A 27-year-old attending Austin Community College, the aspiring restaurateur weaves together a full-time course load and two jobs. While community colleges are sometimes perceived as the stepchildren of higher education, to nearly 700,000 Texans like Flahaut, they are hard-fought professional stepping stones, an avenue for the aspirations of working parents or older students.
When the coronavirus pandemic hit, it wasn’t just these students’ education that was upended, but often their entire lives.
“Our students are not your average college students,” said Jan McCauley, a political science professor at Tyler Junior College. “Most of them are working. Many of them are parents. Now, they’re at home and having to teach kids online.”
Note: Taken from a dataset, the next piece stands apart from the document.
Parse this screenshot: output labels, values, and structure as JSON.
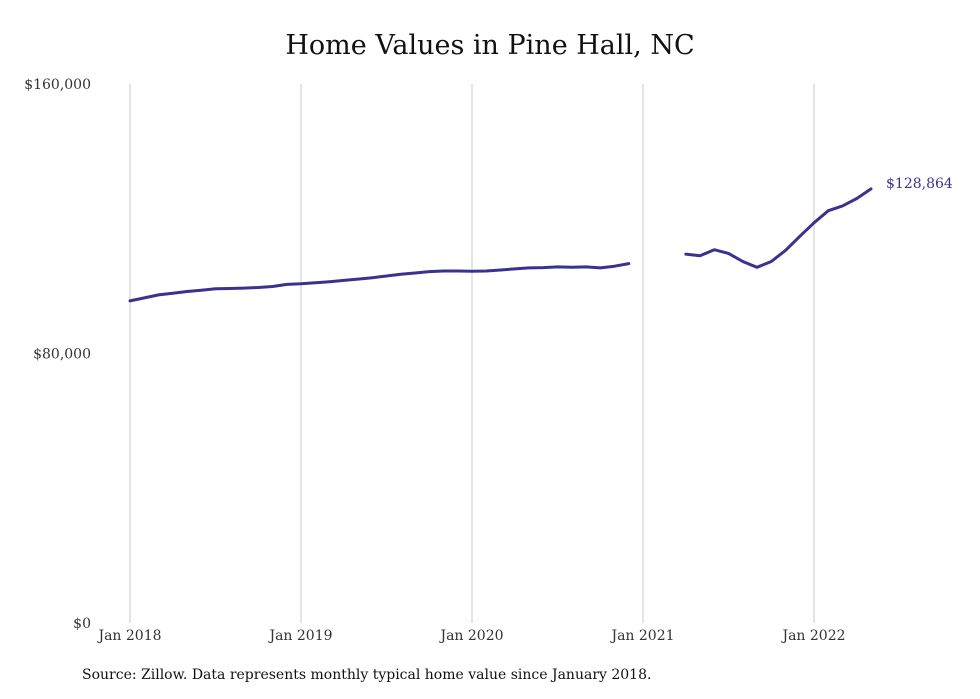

Community college students often need reliable child care and hold regular jobs. As the novel coronavirus spread, these schools didn’t just have to figure out how to offer virtual classes. They scrambled to support students like Flahaut when the threads of their lives started to fray.
About a quarter of students at Texas’ 50 community colleges are 30 or older. And 76% take classes part time, often to allow for work and other responsibilities, according to the Texas Higher Education Coordinating Board.